Morning traffic runs along a freeway on September 19, 2019, in Los Angeles, California.
Mike Blake | Reuters
California clean-air regulators unveiled a plan this week that would boost sales of electric and zero-emission vehicles and eventually shut down new gasoline-fueled vehicles by 2035, in a bid to combat the state’s greenhouse gas pollution.
The proposal, if enacted by the California Air Resources Board, would require 35% of new passenger car sales by 2026 to be battery-powered or hydrogen-powered, and 100% of sales to be net-zero emissions in less than a decade. It added that zero-emission sales must increase by 68% by 2030.
Transforming the transportation sector into clean energy is a key component of California’s plan to combat climate change, as cars, trucks and other vehicles represent about 40% of the state’s pollution.
Electric vehicle sales in the state grew 12.4% of total sales last year, a jump from 7.8% in the previous year.
The board is expected to vote on the proposal in August. At least 15 states, including New Jersey, New York, and Pennsylvania, have adopted car standards under the previous Clean-Car rule in California.
The plan is to govt. Gavin followed Newsom’s executive order to sell cars with internal combustion engines within 15 years to produce all new car sales zero emissions by 2035.
This rule does not prohibit people from owning or selling gas vehicles in the used market.
“Californians are still experiencing the harmful effects of smog emissions and the effects of climate change, which is expected to worsen in the coming decades. It is important and necessary to adopt the proposed ACC II regulations,” the state plan said.
Newsom, signing the executive order, said the plan could reduce state emissions from cars by more than 35% and that zero-emissions vehicles would “almost certainly” be cheaper than gas-powered vehicles when regulations began.

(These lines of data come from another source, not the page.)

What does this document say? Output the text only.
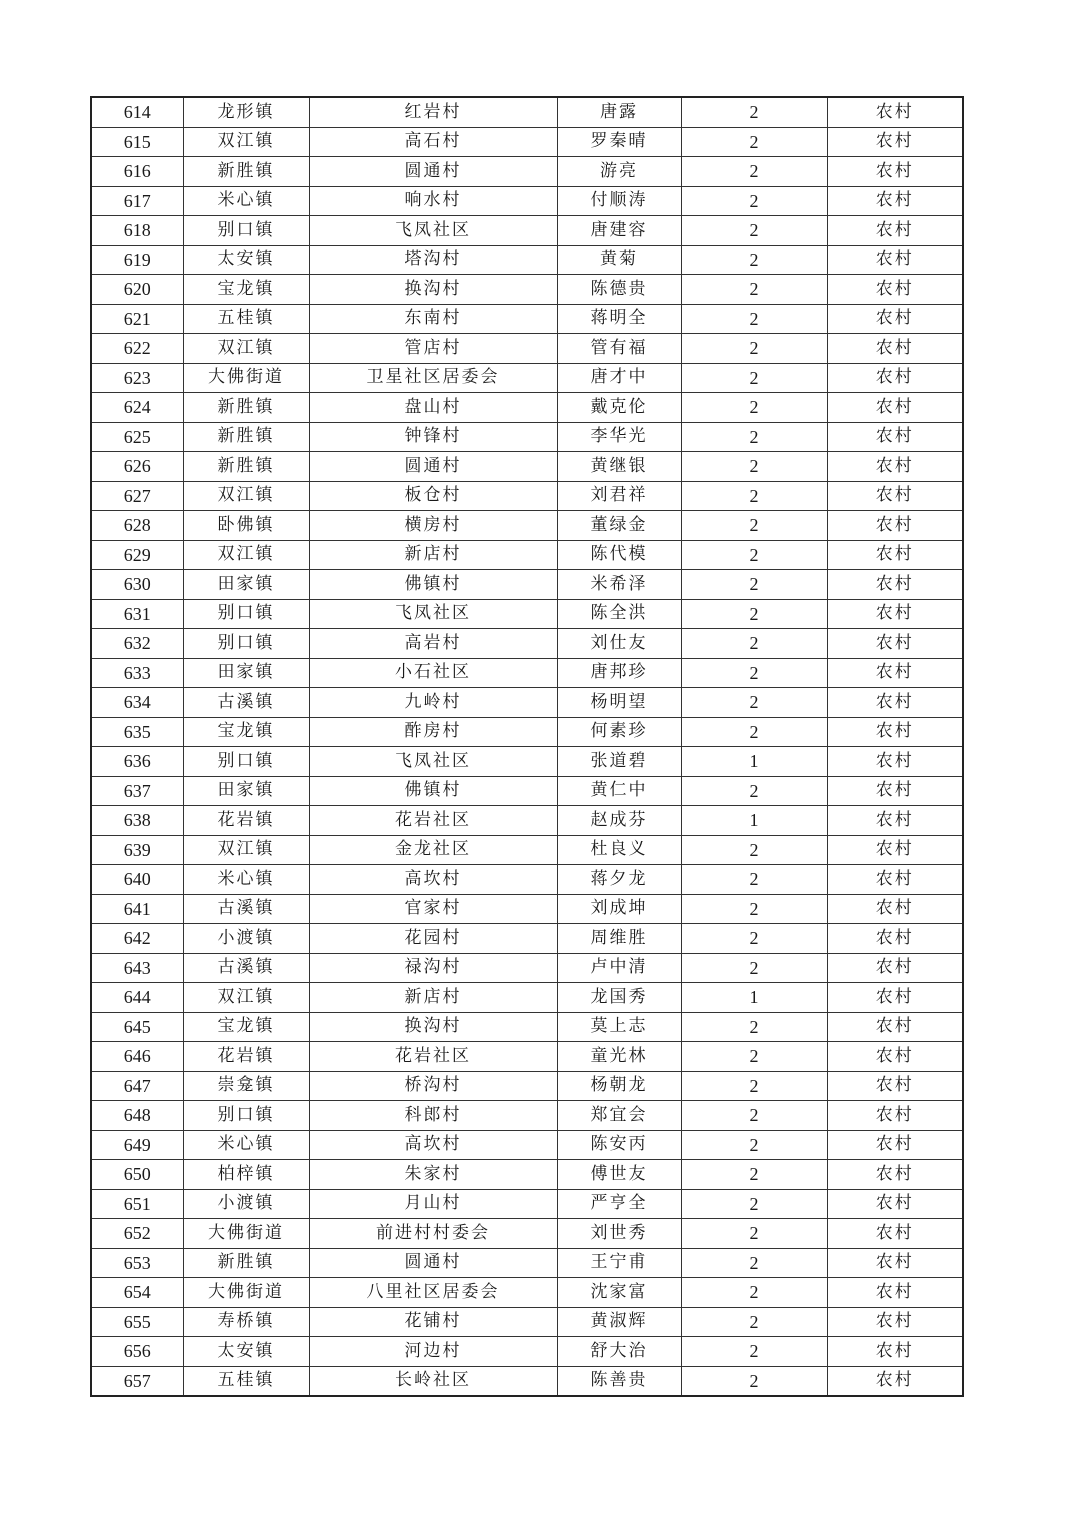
614	龙形镇	红岩村	唐露	2	农村
615	双江镇	高石村	罗秦晴	2	农村
616	新胜镇	圆通村	游亮	2	农村
617	米心镇	响水村	付顺涛	2	农村
618	别口镇	飞凤社区	唐建容	2	农村
619	太安镇	塔沟村	黄菊	2	农村
620	宝龙镇	换沟村	陈德贵	2	农村
621	五桂镇	东南村	蒋明全	2	农村
622	双江镇	管店村	管有福	2	农村
623	大佛街道	卫星社区居委会	唐才中	2	农村
624	新胜镇	盘山村	戴克伦	2	农村
625	新胜镇	钟锋村	李华光	2	农村
626	新胜镇	圆通村	黄继银	2	农村
627	双江镇	板仓村	刘君祥	2	农村
628	卧佛镇	横房村	董绿金	2	农村
629	双江镇	新店村	陈代模	2	农村
630	田家镇	佛镇村	米希泽	2	农村
631	别口镇	飞凤社区	陈全洪	2	农村
632	别口镇	高岩村	刘仕友	2	农村
633	田家镇	小石社区	唐邦珍	2	农村
634	古溪镇	九岭村	杨明望	2	农村
635	宝龙镇	酢房村	何素珍	2	农村
636	别口镇	飞凤社区	张道碧	1	农村
637	田家镇	佛镇村	黄仁中	2	农村
638	花岩镇	花岩社区	赵成芬	1	农村
639	双江镇	金龙社区	杜良义	2	农村
640	米心镇	高坎村	蒋夕龙	2	农村
641	古溪镇	官家村	刘成坤	2	农村
642	小渡镇	花园村	周维胜	2	农村
643	古溪镇	禄沟村	卢中清	2	农村
644	双江镇	新店村	龙国秀	1	农村
645	宝龙镇	换沟村	莫上志	2	农村
646	花岩镇	花岩社区	童光林	2	农村
647	崇龛镇	桥沟村	杨朝龙	2	农村
648	别口镇	科郎村	郑宜会	2	农村
649	米心镇	高坎村	陈安丙	2	农村
650	柏梓镇	朱家村	傅世友	2	农村
651	小渡镇	月山村	严亨全	2	农村
652	大佛街道	前进村村委会	刘世秀	2	农村
653	新胜镇	圆通村	王宁甫	2	农村
654	大佛街道	八里社区居委会	沈家富	2	农村
655	寿桥镇	花铺村	黄淑辉	2	农村
656	太安镇	河边村	舒大治	2	农村
657	五桂镇	长岭社区	陈善贵	2	农村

“Based on 30 years of work to electrify light-duty vehicles in California, the market is clearly ready for a massive transformation,” the plan says.
California, which is battling increasing wildfires and droughts as temperatures rise, aims to become 100% renewable energy by 2045.
Some environmental groups have called on the board to set more stringent targets for advancing the transition to electric vehicles, arguing that the state should impose a rule to achieve 100% zero-emission vehicle sales by 2030, five years before the current proposal.
Scott Hochberg, attorney for the Center for Transportation at the Institute for Climate Law on Biodiversity, said in a statement: “Time is running out in front of the Earth because we know it disappears in the rear view mirror.
“To protect humans and the planet, California needs to rid our roads of tailpipe pollution as soon as possible,” Hochberg said.